Contact Us 1-800-596-4880

Analyzing Documents With Custom User-Defined Schemas

Analyze any type of document and fully customize the output structure by creating a Generic document action and enabling Customize Schema. Define the output fields and tables and configure prompt instructions for Einstein to analyze the document and extract the data.

You cannot enable Customize Schema for existing document actions, you must create a new Generic document action.

Einstein supports these predictive models:

  • OpenAI’s GPT-4o (gpt-4o-2024-08-06) LLM

  • OpenAI’s GPT-4o Mini (gpt-4o-mini-2024-07-18) LLM

Einstein accesses these models through the Salesforce Einstein Trust layer, which is part of the Salesforce Einstein platform.

Select the model to use during document analysis by configuring Settings in the document action editor.

Document actions created before February 5th support only OpenAI’s GPT-4o (gpt-4o-2024-05-13). To enable model selection, create a new document action.

A document action is a multi-step process that uses multiple AI engines to scan a document, filter out fields, and return a structured response as a JSON object. Each document action defines the types of documents it expects as input, the fields to extract, and the fields to filter out from the response.

After you create a document action, add reviewers and publish it to Anypoint Exchange. Publishing the document action enables RPA to execute it and also creates an API that you can call from any external system to analyze your documents.

For instructions about using pre-built schemas, see Analyzing Documents Using Pre-Built Schemas

Before You Begin

  1. Ensure you have any of the following Anypoint permissions:

    Manage Actions

    Gives a user complete access to IDP and assigns reviewer permission by default for every document action.

    Build Actions

    Enables a user to create, edit, publish, and execute document actions and assign reviewers to the actions.

  2. Enable MuleSoft Anypoint Platform to publish MuleSoft assets to Salesforce.

  3. Enable Einstein for Anypoint Platform.

Create a Generic Document Action and Enable Customize Schema

To analyze documents and fully customize the output structure, create a document action of the Generic type and enable Customize Schema:

  1. In the sidebar, click Document Actions.

  2. Click Create New.

  3. Select the Generic type.

  4. Enable Customize Schema.

    By enabling Customize Schema you can define fields and tables to create a structured output for your analyzed documents. This feature also enables an enhanced preview of the fields and tables in the document action builder.

    If Customize Schema is disabled, you can still configure Einstein prompts to analyze the document. See Enhancing Data Extraction with Einstein for instructions.

  5. Provide a Name and click Create.

Next, add the Fields and Tables to extract.

Add the Fields to Extract

To configure the fields to extract and define the structure of the output document:

  1. In the document action builder, click Select Files and select the files to use as an example or model for the extraction.

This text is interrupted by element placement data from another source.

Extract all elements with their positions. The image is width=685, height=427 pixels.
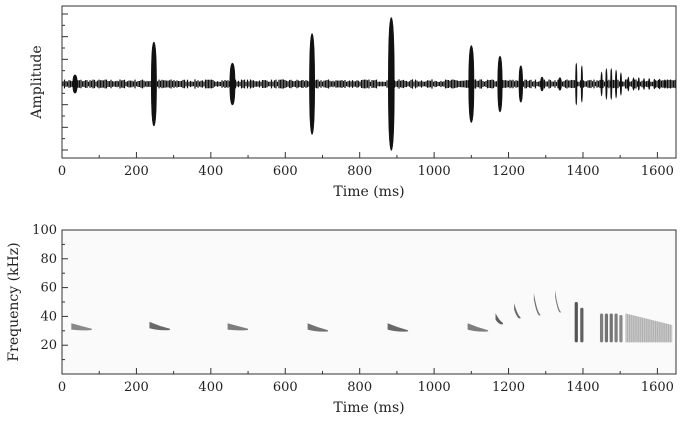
spectrogram-call-3: [307, 323, 329, 332]
spectrogram-marks-group: [71, 290, 673, 343]
waveform-pulse-6: [497, 55, 503, 113]
spectrogram-axes: 0 200 400 600 800 1000 1200 1400 1600 20 40 60 80 100: [32, 223, 674, 395]
waveform-pulse-5: [468, 45, 475, 123]
waveform-pulse-19: [637, 77, 640, 91]
spectrogram-call-8: [533, 293, 541, 316]
waveform-pulse-9: [558, 77, 562, 91]
waveform-x-tick-label-0: 0: [58, 164, 66, 179]
waveform-panel: 0 200 400 600 800 1000 1200 1400 1600 Time (ms) …: [29, 5, 677, 200]
waveform-pulse-20: [642, 78, 645, 90]
waveform-x-tick-label-1000: 1000: [418, 164, 451, 179]
waveform-pulse-22: [653, 78, 656, 90]
spectrogram-click-5: [614, 313, 618, 343]
waveform-pulse-8: [540, 76, 544, 92]
waveform-trace-group: [62, 17, 676, 151]
spectrogram-call-9: [555, 290, 561, 313]
spectrogram-call-4: [387, 323, 409, 332]
waveform-pulse-18: [632, 77, 635, 91]
waveform-x-tick-label-800: 800: [347, 164, 372, 179]
spectrogram-x-tick-label-200: 200: [124, 380, 149, 395]
waveform-pulse-3: [309, 33, 315, 135]
spectrogram-y-tick-label-40: 40: [40, 309, 57, 324]
spectrogram-x-tick-label-400: 400: [198, 380, 223, 395]
waveform-pulse-12: [600, 71, 603, 97]
waveform-x-tick-label-1600: 1600: [641, 164, 674, 179]
spectrogram-x-axis-label: Time (ms): [333, 400, 404, 416]
spectrogram-click-4: [609, 313, 613, 343]
waveform-pulse-0: [72, 74, 78, 94]
spectrogram-x-tick-label-1000: 1000: [418, 380, 451, 395]
waveform-y-axis-label: Amplitude: [29, 45, 45, 119]
waveform-x-tick-label-200: 200: [124, 164, 149, 179]
waveform-pulse-4: [388, 17, 395, 151]
waveform-pulse-11: [580, 65, 583, 103]
waveform-x-tick-label-600: 600: [273, 164, 298, 179]
spectrogram-x-tick-label-1600: 1600: [641, 380, 674, 395]
waveform-pulse-16: [619, 72, 622, 96]
waveform-pulse-2: [229, 62, 236, 106]
spectrogram-x-tick-label-1400: 1400: [566, 380, 599, 395]
spectrogram-x-tick-label-800: 800: [347, 380, 372, 395]
spectrogram-y-tick-label-20: 20: [40, 338, 57, 353]
spectrogram-click-0: [574, 302, 578, 343]
waveform-pulse-24: [663, 79, 666, 89]
waveform-x-axis-label: Time (ms): [333, 184, 404, 200]
waveform-pulse-14: [610, 68, 613, 100]
spectrogram-call-6: [495, 313, 503, 325]
spectrogram-x-tick-label-0: 0: [58, 380, 66, 395]
waveform-x-tick-label-1400: 1400: [566, 164, 599, 179]
spectrogram-call-1: [149, 321, 170, 331]
spectrogram-background: [62, 230, 676, 374]
waveform-pulse-21: [648, 78, 651, 90]
spectrogram-y-tick-label-80: 80: [40, 252, 57, 267]
waveform-pulse-7: [518, 65, 523, 103]
spectrogram-y-tick-label-60: 60: [40, 281, 57, 296]
waveform-pulse-1: [151, 41, 157, 127]
waveform-axes: 0 200 400 600 800 1000 1200 1400 1600: [58, 13, 674, 179]
spectrogram-call-2: [227, 323, 249, 331]
waveform-pulse-23: [658, 78, 661, 90]
spectrogram-x-tick-label-1200: 1200: [492, 380, 525, 395]
spectrogram-click-2: [599, 313, 604, 343]
spectrogram-click-6: [619, 314, 623, 343]
spectrogram-click-1: [580, 307, 584, 343]
waveform-x-tick-label-1200: 1200: [492, 164, 525, 179]
spectrogram-click-3: [604, 313, 609, 343]
spectrogram-x-tick-label-600: 600: [273, 380, 298, 395]
waveform-x-tick-label-400: 400: [198, 164, 223, 179]
spectrogram-call-0: [71, 323, 92, 331]
spectrogram-call-7: [514, 303, 521, 319]
waveform-pulse-10: [575, 62, 578, 106]
waveform-pulse-17: [627, 76, 630, 92]
spectrogram-y-tick-label-100: 100: [32, 223, 57, 238]
spectrogram-call-5: [467, 323, 489, 332]
waveform-pulse-13: [605, 68, 608, 100]
spectrogram-buzz: [625, 313, 673, 343]
spectrogram-panel: 0 200 400 600 800 1000 1200 1400 1600 20 40 60 80 100…: [6, 223, 677, 416]
spectrogram-y-axis-label: Frequency (kHz): [6, 242, 22, 361]
waveform-pulse-15: [615, 69, 618, 99]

  2. In the Outputs panel, select the Fields tab.

  3. Click Start from Scratch to add the first field.

  4. Provide a name for the field and a prompt.

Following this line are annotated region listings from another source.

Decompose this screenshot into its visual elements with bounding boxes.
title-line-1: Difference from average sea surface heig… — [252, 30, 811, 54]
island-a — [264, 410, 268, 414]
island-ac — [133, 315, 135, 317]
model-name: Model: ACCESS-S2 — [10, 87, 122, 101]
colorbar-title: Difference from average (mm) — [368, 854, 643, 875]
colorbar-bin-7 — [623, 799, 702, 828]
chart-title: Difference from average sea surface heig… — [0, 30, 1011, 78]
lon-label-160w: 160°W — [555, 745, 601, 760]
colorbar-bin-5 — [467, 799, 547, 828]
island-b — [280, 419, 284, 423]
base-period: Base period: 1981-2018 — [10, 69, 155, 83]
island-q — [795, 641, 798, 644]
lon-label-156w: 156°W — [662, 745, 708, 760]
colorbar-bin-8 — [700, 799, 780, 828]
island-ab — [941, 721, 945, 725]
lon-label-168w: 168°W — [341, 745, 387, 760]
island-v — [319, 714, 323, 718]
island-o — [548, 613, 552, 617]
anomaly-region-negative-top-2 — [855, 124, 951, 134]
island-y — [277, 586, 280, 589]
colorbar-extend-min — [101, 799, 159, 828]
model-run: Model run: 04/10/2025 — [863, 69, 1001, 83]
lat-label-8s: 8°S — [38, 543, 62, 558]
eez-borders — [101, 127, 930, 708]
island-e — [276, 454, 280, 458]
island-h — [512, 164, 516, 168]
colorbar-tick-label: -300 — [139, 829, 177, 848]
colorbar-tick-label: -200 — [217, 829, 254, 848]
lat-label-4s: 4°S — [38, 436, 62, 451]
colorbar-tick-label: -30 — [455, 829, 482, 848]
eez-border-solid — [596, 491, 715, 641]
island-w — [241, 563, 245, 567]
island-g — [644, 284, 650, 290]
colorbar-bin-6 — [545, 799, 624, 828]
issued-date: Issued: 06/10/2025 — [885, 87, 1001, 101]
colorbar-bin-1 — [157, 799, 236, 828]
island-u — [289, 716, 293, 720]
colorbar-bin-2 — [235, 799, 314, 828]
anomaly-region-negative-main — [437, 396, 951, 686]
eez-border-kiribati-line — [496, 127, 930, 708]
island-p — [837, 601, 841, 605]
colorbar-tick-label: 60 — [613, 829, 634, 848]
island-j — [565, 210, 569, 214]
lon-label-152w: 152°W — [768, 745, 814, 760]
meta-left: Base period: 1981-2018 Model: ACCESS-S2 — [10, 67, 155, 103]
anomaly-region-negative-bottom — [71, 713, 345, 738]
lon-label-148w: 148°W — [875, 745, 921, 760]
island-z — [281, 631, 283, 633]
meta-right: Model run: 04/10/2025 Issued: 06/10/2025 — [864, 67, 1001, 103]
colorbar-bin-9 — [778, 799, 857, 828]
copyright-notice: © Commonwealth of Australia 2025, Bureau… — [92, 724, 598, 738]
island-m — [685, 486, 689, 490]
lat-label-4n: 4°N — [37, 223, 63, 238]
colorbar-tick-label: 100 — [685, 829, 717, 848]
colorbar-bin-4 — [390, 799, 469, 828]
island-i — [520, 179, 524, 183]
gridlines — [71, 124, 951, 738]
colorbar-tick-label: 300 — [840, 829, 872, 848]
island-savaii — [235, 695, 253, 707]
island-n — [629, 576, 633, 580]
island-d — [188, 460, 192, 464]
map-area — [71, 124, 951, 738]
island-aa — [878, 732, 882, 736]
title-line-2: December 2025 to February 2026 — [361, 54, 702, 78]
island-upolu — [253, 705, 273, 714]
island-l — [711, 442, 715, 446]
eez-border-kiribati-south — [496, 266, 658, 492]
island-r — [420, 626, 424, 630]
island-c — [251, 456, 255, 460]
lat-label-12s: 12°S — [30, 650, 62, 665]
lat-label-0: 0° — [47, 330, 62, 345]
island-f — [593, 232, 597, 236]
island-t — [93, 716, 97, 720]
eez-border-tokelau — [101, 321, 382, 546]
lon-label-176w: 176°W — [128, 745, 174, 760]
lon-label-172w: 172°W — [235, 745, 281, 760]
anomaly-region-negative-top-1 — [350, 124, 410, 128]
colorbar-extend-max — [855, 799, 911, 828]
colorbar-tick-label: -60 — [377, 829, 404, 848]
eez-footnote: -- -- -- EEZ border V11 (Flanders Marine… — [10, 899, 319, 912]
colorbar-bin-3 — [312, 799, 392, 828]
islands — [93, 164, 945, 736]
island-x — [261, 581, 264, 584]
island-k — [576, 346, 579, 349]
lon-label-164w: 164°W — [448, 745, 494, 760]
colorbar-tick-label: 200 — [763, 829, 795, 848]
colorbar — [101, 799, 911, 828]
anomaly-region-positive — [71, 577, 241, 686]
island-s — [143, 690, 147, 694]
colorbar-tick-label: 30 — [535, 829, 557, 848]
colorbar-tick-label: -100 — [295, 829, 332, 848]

    If you don’t configure a prompt, Einstein scans the document and automatically extracts the data that better suits the field. However, make sure you test the output to confirm the extracted field matches the expected result. Otherwise, configure a prompt to provide Einstein with specific instructions about how to populate that field.

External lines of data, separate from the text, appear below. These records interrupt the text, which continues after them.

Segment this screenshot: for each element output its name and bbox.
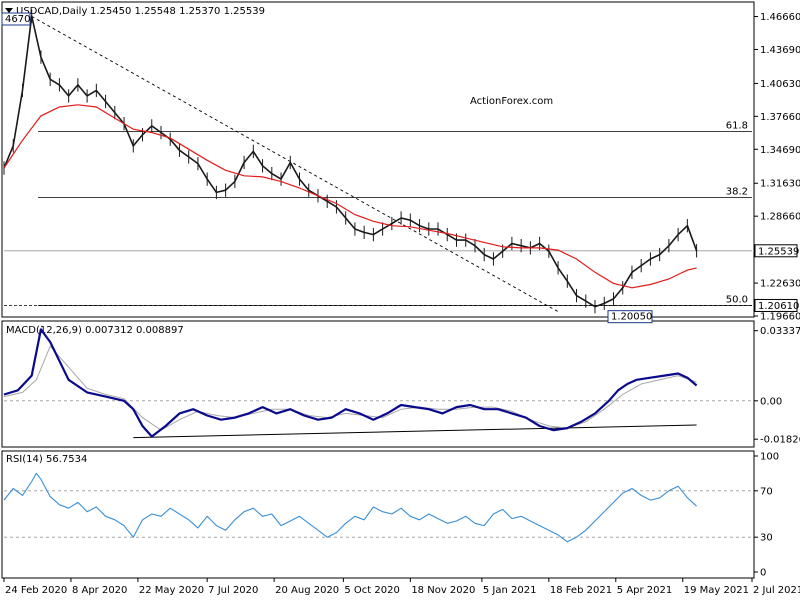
dropdown-triangle-icon[interactable] [5, 8, 13, 13]
price-y-tick-label: 1.28660 [760, 212, 800, 223]
rsi-panel-frame [1, 450, 755, 579]
macd-y-tick-label: 0.00 [760, 396, 782, 407]
price-y-tick-label: 1.37660 [760, 112, 800, 123]
macd-panel-frame [1, 320, 755, 448]
support-price-box [754, 298, 798, 312]
rsi-series-layer [3, 472, 697, 543]
macd-main-line [3, 328, 698, 438]
price-trendline [31, 16, 559, 313]
price-trendline-segment [31, 16, 559, 313]
rsi-y-tick-label: 0 [760, 568, 766, 579]
x-axis: 24 Feb 2020 8 Apr 2020 22 May 2020 7 Jul 20… [3, 578, 800, 596]
x-tick-label: 22 May 2020 [139, 585, 204, 596]
x-tick-label: 19 May 2021 [684, 585, 749, 596]
x-tick-label: 8 Apr 2020 [72, 585, 127, 596]
price-y-tick-label: 1.40630 [760, 79, 800, 90]
x-tick-label: 18 Feb 2021 [550, 585, 612, 596]
fib-level-label: 38.2 [726, 187, 748, 198]
low-annotation-box [607, 310, 653, 324]
macd-trendline [133, 424, 697, 439]
price-y-axis: 1.46660 1.43690 1.40630 1.37660 1.34690 1.316… [754, 12, 800, 323]
x-tick-label: 20 Aug 2020 [275, 585, 339, 596]
price-gridlines: 61.8 38.2 50.0 [4, 121, 752, 306]
ohlc-readout: 1.25450 1.25548 1.25370 1.25539 [90, 6, 265, 17]
price-y-tick-label: 1.19660 [760, 312, 800, 323]
x-tick-label: 5 Oct 2020 [344, 585, 399, 596]
price-y-tick-label: 1.43690 [760, 45, 800, 56]
ema-series-line [3, 104, 697, 289]
x-tick-label: 2 Jul 2021 [753, 585, 800, 596]
macd-series-layer [3, 328, 698, 438]
price-y-tick-label: 1.22630 [760, 279, 800, 290]
macd-signal-line [3, 345, 697, 431]
price-series-line [3, 15, 698, 308]
macd-title: MACD(12,26,9) 0.007312 0.008897 [6, 325, 184, 336]
watermark: ActionForex.com [470, 96, 553, 107]
macd-y-tick-label: -0.018262 [760, 435, 800, 446]
fib-level-label: 61.8 [726, 121, 748, 132]
current-price-box [754, 244, 798, 258]
symbol-label: USDCAD,Daily [16, 6, 87, 17]
price-panel-frame [1, 1, 755, 318]
x-tick-label: 5 Apr 2021 [617, 585, 672, 596]
price-y-tick-label: 1.31630 [760, 179, 800, 190]
low-annotation-label: 1.20050 [611, 312, 652, 323]
rsi-y-tick-label: 70 [760, 486, 773, 497]
rsi-gridlines [4, 490, 752, 538]
rsi-line [3, 472, 697, 543]
price-annotations: 4670 1.20050 [1, 12, 653, 324]
rsi-y-axis: 100 70 30 0 [754, 452, 779, 579]
x-tick-label: 18 Nov 2020 [411, 585, 475, 596]
rsi-y-tick-label: 30 [760, 533, 773, 544]
macd-y-axis: 0.03337 0.00 -0.018262 [754, 326, 800, 446]
price-series-layer [3, 9, 698, 314]
rsi-title: RSI(14) 56.7534 [6, 454, 87, 465]
macd-y-tick-label: 0.03337 [760, 326, 800, 337]
high-annotation-box [1, 12, 31, 26]
fib-level-label: 50.0 [726, 294, 748, 305]
x-tick-label: 5 Jan 2021 [483, 585, 537, 596]
x-tick-label: 7 Jul 2020 [208, 585, 258, 596]
macd-gridlines [4, 400, 752, 439]
price-y-tick-label: 1.34690 [760, 145, 800, 156]
support-price-label: 1.20610 [758, 301, 799, 312]
current-price-label: 1.25539 [758, 246, 799, 257]
x-tick-label: 24 Feb 2020 [5, 585, 67, 596]
price-y-tick-label: 1.46660 [760, 12, 800, 23]
high-annotation-label: 4670 [5, 14, 30, 25]
rsi-y-tick-label: 100 [760, 452, 779, 463]
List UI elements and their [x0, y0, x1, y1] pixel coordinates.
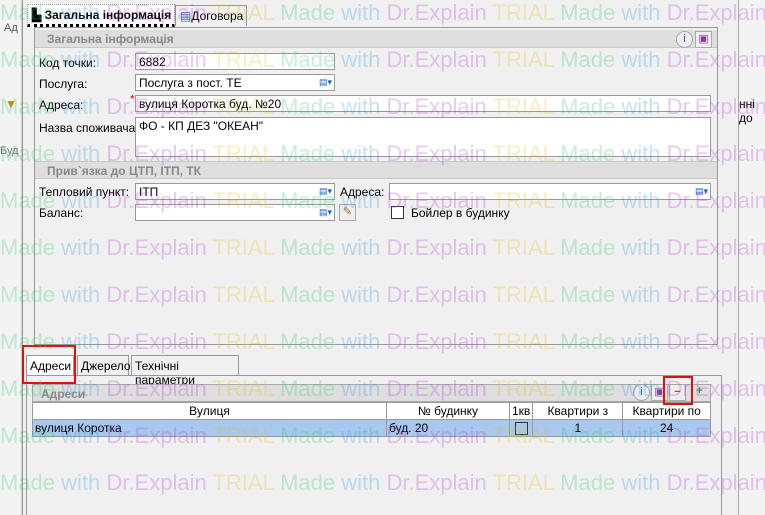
service-value: Послуга з пост. ТЕ [139, 76, 242, 90]
addresses-table: Вулиця № будинку 1кв Квартири з Квартири… [32, 402, 711, 437]
save-icon[interactable]: ▣ [695, 31, 712, 48]
cell-one-apt[interactable] [508, 419, 534, 437]
section-header: Загальна інформація [35, 30, 717, 48]
cell-street[interactable]: вулиця Коротка [32, 419, 387, 437]
code-input[interactable]: 6882 [135, 53, 335, 70]
tab-general-info[interactable]: ▙ Загальна інформація [27, 4, 175, 27]
add-row-button[interactable]: + [696, 385, 703, 397]
consumer-label: Назва споживача: [39, 121, 139, 135]
dropdown-icon[interactable]: ▤▾ [318, 207, 332, 217]
background-window-right: нні до [738, 0, 765, 515]
highlight-box-tab [22, 345, 76, 384]
cell-apt-from[interactable]: 1 [532, 419, 624, 437]
boiler-checkbox[interactable] [391, 206, 404, 219]
background-text: Ад [4, 22, 18, 34]
dropdown-icon[interactable]: ▤▾ [318, 77, 332, 87]
tab-tech-params[interactable]: Технічні параметри [131, 355, 239, 387]
heat-point-select[interactable]: ІТП ▤▾ [135, 183, 335, 200]
table-header-row: Вулиця № будинку 1кв Квартири з Квартири… [32, 402, 711, 420]
background-text: Буд [0, 145, 19, 157]
highlight-box-delete [663, 376, 693, 405]
delete-row-button[interactable]: − [669, 384, 686, 401]
column-header-apt-to[interactable]: Квартири по [622, 402, 711, 420]
balance-select[interactable]: ▤▾ [135, 204, 335, 221]
general-info-panel: Загальна інформація i ▣ Код точки: 6882 … [34, 27, 718, 345]
info-icon[interactable]: i [633, 384, 650, 401]
tab-contracts[interactable]: ▤Договора [175, 5, 247, 26]
building-icon: ▙ [32, 8, 42, 22]
info-icon[interactable]: i [676, 31, 693, 48]
address-label: Адреса: [39, 98, 84, 112]
code-label: Код точки: [39, 56, 97, 70]
document-icon: ▤ [180, 9, 192, 23]
column-header-one-apt[interactable]: 1кв [508, 402, 534, 420]
balance-label: Баланс: [39, 206, 84, 220]
dropdown-icon[interactable]: ▤▾ [318, 186, 332, 196]
section-header: Прив`язка до ЦТП, ІТП, ТК [35, 161, 717, 179]
binding-address-select[interactable]: ▤▾ [389, 183, 711, 200]
tab-label: Загальна інформація [44, 8, 172, 22]
heat-point-label: Тепловий пункт: [39, 185, 130, 199]
column-header-street[interactable]: Вулиця [32, 402, 387, 420]
filter-icon: ▼ [5, 97, 17, 111]
address-input[interactable]: вулиця Коротка буд. №20 [135, 95, 711, 112]
background-window-left: Ад Буд ▼ [0, 0, 22, 515]
heat-point-value: ІТП [139, 185, 159, 199]
cell-apt-to[interactable]: 24 [622, 419, 711, 437]
column-header-house[interactable]: № будинку [386, 402, 510, 420]
addresses-header: Адреси [32, 384, 711, 402]
consumer-input[interactable]: ФО - КП ДЕЗ "ОКЕАН" [135, 117, 711, 157]
column-header-apt-from[interactable]: Квартири з [532, 402, 624, 420]
tab-addresses[interactable]: Адреси [26, 355, 74, 375]
table-row[interactable]: вулиця Коротка буд. 20 1 24 [32, 419, 711, 437]
edit-icon[interactable]: ✎ [339, 204, 356, 221]
boiler-label: Бойлер в будинку [411, 206, 510, 220]
dropdown-icon[interactable]: ▤▾ [694, 186, 708, 196]
service-label: Послуга: [39, 77, 88, 91]
binding-address-label: Адреса: [340, 185, 385, 199]
required-marker: * [130, 92, 135, 106]
addresses-tab-panel [26, 375, 722, 515]
service-select[interactable]: Послуга з пост. ТЕ ▤▾ [135, 74, 335, 91]
background-text: нні до [739, 97, 755, 125]
tab-source[interactable]: Джерело [77, 355, 131, 375]
tab-label: Договора [191, 9, 244, 23]
one-apt-checkbox[interactable] [514, 422, 528, 436]
cell-house[interactable]: буд. 20 [386, 419, 510, 437]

  5. Click Add New to continue adding fields.

  6. Click Run and verify the results of the extraction.

  7. Click Save.

Add the Tables to Extract

To configure data extraction from tables:

  1. In the document action builder, click Select Files and select the files to use as an example or model for the extraction.

    Skip this step if the example file is already loaded.

  2. In the Outputs panel, select the Tables tab.

  3. Click Start from Scratch to add the first table.

  4. Provide a name for the table and a prompt if necessary to configure the data to extract.

  5. Click Add New Column and provide a name and prompt for the column.

    • Continue adding columns until the table is complete.

  6. If there are more tables to configure, click Add New and repeat the steps to add the table columns.

  7. Click Run and verify the results of the extraction.

  8. Click Save.

After you finish configuring the output schema for your documents, add reviewers and publish your document action.

Configure Document Action Settings

After you create a document action, click Settings to configure the following:

  • Model

    Select the predictive model to use when executing this document action.

  • Enable PII Masking

    Mask any personally identifiable information from your documents before sending it to the predictive model. Your Salesforce Organization Preferences override this setting. For more information, see Einstein Trust Layer.

These settings are not available for document actions created before February 5th. To enable these settings, create a new document action.